En l'espèce, Monsieur [Z] [U] soulève l'irrecevabilité de la requête en prolongation de la mesure pour défaut de qualité de son signataire. Ce moyen est recevable.
SUR LA RECEVABILITE DE LA REQUETE EN PROLONGATION :
- en ce que son signataire n'aurait pas compétence pour ce faire :
Monsieur [Z] [U] soutient qu'il appartient au juge judiciaire de vérifier la compétence du signataire de la requête en prolongation et la mention des empêchements éventuels des délégataires de signature. En l'espèce, le signataire de la requête ne serait pas compétent.

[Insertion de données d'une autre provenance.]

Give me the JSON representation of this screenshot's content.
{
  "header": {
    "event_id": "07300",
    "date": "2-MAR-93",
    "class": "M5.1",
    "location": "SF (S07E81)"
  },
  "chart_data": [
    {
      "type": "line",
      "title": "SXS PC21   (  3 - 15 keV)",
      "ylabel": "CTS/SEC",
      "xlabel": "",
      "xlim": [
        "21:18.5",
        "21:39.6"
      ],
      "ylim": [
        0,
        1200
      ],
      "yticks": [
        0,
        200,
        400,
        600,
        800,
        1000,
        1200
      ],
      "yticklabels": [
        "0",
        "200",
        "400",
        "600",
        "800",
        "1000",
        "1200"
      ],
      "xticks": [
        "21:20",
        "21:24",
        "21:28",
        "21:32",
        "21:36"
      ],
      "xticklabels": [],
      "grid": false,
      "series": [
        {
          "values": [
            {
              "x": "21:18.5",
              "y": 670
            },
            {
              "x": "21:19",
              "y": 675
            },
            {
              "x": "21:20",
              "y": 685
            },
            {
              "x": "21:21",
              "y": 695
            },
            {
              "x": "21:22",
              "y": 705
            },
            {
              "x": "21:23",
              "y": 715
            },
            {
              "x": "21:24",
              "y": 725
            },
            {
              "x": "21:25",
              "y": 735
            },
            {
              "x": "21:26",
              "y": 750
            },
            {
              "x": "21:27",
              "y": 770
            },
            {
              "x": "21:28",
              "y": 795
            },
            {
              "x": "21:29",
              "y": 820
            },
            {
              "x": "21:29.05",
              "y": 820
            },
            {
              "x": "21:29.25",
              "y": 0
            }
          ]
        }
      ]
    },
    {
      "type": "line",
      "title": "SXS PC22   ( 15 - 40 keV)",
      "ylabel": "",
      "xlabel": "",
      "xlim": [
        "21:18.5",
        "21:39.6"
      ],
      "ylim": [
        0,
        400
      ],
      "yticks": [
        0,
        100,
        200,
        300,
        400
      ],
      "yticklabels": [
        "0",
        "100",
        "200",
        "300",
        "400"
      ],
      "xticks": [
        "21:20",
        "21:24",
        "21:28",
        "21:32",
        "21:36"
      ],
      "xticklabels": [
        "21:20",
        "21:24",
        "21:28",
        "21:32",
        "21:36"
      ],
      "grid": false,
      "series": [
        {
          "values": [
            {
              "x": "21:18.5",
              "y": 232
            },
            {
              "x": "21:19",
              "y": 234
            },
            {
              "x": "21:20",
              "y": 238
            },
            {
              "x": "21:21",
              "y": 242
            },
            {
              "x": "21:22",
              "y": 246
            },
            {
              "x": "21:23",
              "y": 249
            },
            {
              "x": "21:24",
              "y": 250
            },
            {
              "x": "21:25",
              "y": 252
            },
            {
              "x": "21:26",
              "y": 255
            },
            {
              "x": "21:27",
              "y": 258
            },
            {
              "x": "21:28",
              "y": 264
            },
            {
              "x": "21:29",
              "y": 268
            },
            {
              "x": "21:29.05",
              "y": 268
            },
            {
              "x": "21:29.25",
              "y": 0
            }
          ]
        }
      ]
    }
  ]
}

C'est à tort qu'il est argué de l'incompétence du signataire de la requête en prolongation signée pour le Préfet du Var le 24 septembre 2023 par Monsieur [J] [H], secrétaire général alors qu'est précisément joint à cette requête un arrêté préfectoral en date du 21 août 2023 lui portant délégation de signature.
L'apposition de sa signature sur ladite requête présuppose l'empêchement des autres personnes ayant délégation par préférence, le retenu ne démontrant pas le contraire alors qu'en application de l'article 9 du code de procédure civile c'est bien à lui qu'il incombe d'apporter la preuve du bienfondé de ses prétentions.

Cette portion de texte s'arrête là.